Вместо ответа я смачно поцеловала его в губы.
Вокруг сновали пассажиры, долетали обрывки фраз – вялые и лёгкие – безвольные, как тополиный пух.
– …территория абсолютной свободы…
– …истинное устройство…
– …регистрация ночи…
Сверху зазвучала музыка, некая квинтэссенция всех вальсов – Кальман, Чайковский, Прокофьев были слиты в один сосуд и перемешаны кем-то умелым с превосходным музыкальным вкусом. Пассажиры сбились в пары и начали вальсировать.
– Позвольте?
Итальянец ухватил меня. Ловко и со знанием дела закружил – вот ведь щёголь, вот проныра! Зашушукал шёпотом в ухо, жарким и щекотным. В ход пошли губы и язык. Ушная раковина стала центром вселенной, всё моё существо, хихикая, блаженно перетекло туда.

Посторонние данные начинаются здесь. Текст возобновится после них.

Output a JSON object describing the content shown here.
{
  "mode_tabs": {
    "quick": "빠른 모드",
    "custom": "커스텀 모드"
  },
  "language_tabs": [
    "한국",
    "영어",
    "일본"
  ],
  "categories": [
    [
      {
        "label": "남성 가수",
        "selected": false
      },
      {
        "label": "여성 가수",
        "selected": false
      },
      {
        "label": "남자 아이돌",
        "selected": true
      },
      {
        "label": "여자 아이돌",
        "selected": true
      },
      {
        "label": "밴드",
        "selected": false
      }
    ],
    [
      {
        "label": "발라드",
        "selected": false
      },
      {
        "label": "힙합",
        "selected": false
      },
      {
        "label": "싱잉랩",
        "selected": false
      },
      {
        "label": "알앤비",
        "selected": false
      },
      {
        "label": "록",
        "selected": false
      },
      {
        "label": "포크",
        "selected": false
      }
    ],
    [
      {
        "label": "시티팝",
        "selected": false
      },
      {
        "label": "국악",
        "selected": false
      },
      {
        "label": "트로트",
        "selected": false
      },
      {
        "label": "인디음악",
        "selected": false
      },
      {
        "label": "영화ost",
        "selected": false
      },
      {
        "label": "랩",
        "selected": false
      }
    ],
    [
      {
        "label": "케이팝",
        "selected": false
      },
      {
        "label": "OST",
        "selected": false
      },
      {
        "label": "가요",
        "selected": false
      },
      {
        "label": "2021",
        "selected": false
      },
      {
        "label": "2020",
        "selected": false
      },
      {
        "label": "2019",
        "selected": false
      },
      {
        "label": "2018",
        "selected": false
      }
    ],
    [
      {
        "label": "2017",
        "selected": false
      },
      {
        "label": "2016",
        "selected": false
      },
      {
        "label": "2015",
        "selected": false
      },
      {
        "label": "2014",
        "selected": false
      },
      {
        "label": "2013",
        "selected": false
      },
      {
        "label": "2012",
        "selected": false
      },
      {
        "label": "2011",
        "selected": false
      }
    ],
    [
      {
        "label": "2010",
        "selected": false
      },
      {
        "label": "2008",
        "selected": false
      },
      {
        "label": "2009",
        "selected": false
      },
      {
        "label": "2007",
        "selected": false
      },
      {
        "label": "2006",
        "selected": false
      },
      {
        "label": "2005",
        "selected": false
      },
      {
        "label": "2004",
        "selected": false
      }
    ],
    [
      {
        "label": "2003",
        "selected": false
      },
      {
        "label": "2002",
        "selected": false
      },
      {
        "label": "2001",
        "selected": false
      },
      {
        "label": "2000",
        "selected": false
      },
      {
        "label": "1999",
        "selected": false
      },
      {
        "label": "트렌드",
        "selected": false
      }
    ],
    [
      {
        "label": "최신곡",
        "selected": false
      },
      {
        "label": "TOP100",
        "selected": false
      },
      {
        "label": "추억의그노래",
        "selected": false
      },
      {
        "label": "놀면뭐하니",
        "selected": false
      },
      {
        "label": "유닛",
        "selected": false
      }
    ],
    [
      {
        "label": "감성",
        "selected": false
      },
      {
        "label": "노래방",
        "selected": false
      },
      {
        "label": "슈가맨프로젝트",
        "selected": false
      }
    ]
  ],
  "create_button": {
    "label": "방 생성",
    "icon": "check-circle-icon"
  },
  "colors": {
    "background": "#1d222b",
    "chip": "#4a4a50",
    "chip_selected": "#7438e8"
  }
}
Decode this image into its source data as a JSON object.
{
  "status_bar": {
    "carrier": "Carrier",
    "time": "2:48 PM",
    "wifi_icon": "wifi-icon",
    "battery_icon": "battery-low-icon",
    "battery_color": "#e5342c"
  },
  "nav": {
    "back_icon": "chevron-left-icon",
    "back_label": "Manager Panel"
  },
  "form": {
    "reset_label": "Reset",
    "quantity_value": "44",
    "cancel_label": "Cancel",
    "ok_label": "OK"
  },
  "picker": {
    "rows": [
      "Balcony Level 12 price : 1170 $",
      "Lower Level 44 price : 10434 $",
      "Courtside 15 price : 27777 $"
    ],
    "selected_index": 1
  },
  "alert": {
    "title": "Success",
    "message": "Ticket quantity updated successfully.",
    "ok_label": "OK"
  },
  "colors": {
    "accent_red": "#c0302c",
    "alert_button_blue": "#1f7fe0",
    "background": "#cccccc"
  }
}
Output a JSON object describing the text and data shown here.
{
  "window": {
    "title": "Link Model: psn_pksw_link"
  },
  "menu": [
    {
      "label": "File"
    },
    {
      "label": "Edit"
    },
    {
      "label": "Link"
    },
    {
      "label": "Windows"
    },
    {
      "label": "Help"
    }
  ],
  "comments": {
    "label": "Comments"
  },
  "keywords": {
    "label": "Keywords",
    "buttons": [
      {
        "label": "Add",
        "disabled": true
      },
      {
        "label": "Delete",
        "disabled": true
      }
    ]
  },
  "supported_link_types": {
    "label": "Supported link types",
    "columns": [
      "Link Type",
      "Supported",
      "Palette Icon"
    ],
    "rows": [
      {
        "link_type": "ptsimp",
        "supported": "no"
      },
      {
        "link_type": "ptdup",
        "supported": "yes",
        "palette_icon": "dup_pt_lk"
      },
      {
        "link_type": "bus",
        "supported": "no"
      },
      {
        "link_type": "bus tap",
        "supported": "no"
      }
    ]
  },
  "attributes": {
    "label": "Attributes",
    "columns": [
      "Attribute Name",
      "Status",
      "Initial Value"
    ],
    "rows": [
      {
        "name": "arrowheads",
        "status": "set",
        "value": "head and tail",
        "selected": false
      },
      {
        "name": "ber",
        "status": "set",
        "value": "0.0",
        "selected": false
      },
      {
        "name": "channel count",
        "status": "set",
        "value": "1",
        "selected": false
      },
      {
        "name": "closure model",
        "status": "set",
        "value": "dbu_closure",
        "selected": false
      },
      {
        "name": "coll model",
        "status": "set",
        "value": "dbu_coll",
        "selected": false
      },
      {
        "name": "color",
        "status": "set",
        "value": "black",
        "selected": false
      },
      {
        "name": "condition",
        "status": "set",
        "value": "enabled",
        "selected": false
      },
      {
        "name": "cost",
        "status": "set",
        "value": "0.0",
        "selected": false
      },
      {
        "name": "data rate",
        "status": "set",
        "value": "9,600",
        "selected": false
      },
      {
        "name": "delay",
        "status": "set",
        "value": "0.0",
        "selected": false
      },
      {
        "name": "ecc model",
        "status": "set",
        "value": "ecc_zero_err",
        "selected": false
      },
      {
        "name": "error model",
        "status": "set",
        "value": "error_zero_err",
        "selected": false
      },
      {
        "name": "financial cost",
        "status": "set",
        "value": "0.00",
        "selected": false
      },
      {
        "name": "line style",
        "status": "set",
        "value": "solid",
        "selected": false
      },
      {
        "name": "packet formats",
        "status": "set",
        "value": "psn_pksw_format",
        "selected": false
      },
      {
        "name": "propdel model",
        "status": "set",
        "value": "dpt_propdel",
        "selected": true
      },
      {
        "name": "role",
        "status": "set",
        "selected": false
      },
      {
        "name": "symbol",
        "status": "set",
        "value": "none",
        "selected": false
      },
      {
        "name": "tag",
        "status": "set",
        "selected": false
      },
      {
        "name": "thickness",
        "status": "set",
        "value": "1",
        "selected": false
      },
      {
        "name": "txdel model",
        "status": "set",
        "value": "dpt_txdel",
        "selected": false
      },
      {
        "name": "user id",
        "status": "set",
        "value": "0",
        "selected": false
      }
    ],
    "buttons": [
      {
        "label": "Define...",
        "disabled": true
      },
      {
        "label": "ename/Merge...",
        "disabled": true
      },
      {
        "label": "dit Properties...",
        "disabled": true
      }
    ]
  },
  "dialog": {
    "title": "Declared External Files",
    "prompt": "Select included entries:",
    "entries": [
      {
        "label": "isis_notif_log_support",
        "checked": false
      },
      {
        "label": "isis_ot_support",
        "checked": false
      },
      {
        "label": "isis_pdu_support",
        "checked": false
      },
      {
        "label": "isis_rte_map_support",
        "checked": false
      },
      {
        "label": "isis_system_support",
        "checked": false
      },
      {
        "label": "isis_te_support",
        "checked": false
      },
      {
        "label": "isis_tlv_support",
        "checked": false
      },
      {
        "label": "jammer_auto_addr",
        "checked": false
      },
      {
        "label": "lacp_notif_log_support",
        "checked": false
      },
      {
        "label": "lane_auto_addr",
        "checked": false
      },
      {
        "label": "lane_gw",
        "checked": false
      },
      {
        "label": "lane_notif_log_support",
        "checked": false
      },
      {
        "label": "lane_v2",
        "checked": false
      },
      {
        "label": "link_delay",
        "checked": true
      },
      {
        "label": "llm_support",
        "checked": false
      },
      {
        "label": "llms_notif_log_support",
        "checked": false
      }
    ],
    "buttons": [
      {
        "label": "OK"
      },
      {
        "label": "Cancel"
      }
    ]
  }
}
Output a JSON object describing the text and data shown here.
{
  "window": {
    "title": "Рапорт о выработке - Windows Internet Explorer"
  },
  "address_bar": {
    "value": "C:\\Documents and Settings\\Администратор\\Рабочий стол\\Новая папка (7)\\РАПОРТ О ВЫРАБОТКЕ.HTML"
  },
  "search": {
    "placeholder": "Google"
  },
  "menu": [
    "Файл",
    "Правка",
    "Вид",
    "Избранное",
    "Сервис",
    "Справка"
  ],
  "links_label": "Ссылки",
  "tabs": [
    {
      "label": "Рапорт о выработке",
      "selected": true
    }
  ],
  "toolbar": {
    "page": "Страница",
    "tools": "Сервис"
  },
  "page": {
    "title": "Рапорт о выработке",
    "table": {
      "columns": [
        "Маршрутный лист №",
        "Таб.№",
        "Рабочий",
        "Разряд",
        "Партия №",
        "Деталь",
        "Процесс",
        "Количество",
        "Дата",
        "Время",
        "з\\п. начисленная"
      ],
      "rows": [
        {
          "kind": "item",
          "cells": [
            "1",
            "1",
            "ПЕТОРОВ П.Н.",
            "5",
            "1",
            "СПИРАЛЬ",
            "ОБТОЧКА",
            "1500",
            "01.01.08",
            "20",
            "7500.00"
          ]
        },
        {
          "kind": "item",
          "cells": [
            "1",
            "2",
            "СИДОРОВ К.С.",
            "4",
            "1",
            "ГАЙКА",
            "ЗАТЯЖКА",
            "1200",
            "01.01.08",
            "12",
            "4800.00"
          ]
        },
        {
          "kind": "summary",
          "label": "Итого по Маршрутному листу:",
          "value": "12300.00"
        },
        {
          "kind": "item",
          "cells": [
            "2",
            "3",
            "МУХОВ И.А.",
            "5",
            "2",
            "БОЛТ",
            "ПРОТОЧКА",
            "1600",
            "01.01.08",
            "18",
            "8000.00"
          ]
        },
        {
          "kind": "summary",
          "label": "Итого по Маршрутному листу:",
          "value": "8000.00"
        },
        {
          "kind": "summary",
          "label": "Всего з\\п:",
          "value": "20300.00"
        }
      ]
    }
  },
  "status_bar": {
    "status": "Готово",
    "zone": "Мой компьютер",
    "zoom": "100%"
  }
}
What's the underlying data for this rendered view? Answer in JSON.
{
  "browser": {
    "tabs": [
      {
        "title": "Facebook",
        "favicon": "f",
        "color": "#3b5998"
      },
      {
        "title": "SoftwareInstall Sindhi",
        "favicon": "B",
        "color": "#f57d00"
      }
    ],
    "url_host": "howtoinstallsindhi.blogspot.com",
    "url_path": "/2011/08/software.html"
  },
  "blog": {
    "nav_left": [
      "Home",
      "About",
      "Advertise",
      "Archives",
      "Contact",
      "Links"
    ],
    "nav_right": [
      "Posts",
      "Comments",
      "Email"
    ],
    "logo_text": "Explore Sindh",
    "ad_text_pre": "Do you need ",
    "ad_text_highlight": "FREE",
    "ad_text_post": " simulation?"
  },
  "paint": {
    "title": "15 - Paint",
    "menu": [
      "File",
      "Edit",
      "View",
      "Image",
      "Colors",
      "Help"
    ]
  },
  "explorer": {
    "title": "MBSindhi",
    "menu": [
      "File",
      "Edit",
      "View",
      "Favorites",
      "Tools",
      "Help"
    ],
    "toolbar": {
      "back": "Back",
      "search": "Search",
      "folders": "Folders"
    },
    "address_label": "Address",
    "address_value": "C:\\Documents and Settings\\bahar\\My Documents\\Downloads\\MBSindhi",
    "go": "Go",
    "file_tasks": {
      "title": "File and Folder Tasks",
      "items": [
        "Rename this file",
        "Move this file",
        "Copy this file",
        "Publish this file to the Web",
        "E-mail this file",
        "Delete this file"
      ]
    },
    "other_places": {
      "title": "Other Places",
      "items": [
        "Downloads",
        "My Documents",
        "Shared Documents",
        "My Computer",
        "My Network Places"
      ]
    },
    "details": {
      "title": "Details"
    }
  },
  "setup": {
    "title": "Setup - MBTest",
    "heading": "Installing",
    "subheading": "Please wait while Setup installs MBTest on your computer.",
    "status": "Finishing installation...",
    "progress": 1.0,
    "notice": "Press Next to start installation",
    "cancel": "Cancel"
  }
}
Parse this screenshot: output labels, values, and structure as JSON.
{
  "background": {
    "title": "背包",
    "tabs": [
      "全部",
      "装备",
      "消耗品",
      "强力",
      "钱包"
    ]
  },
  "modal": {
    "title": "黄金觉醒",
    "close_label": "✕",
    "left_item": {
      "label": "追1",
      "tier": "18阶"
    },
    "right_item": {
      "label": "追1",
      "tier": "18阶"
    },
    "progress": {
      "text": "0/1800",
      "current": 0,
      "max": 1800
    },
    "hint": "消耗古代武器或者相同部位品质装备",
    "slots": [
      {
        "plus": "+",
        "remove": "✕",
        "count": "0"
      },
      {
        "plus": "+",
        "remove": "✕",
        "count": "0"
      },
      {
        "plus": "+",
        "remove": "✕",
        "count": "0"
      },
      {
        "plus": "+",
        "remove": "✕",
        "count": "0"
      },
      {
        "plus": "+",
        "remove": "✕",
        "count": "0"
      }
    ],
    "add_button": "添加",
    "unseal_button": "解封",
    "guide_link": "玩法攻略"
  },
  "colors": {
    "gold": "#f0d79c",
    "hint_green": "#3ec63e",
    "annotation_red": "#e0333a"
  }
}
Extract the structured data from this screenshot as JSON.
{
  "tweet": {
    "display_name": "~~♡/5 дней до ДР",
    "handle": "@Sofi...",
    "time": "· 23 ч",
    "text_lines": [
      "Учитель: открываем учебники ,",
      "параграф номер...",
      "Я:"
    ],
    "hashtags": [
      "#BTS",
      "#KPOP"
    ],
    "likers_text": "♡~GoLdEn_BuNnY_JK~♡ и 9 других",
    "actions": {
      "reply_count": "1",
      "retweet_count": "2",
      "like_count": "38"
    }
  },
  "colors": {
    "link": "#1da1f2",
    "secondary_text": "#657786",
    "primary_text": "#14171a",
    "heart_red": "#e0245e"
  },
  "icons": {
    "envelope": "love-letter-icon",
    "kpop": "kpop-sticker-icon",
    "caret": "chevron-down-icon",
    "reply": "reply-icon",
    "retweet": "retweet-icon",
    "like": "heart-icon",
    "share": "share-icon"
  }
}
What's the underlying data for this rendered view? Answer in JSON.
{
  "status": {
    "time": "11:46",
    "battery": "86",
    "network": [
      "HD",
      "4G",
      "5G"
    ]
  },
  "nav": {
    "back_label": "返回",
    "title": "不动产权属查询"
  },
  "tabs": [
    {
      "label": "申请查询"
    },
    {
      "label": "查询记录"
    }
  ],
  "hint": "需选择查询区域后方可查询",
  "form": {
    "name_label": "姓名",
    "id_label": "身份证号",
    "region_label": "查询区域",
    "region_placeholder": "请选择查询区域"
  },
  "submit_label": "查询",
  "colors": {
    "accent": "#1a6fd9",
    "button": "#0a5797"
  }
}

Легче листа, пустая, как скорлупка, голова летела кругами, восьмёрками, какими-то уж совсем немыслимыми фигурами. Пол исчез – да и был ли он? Итальянец уже не казался таким уродливым, к тому же у него добавились ещё как минимум две пары рук. С проворством похотливого осьминога он сжимал мою талию, ласкал мочку уха и массировал сосок левой груди, одновременно расстёгивая лифчик и старался просунуть жаркую ладонь между моих слабеющих ляжек.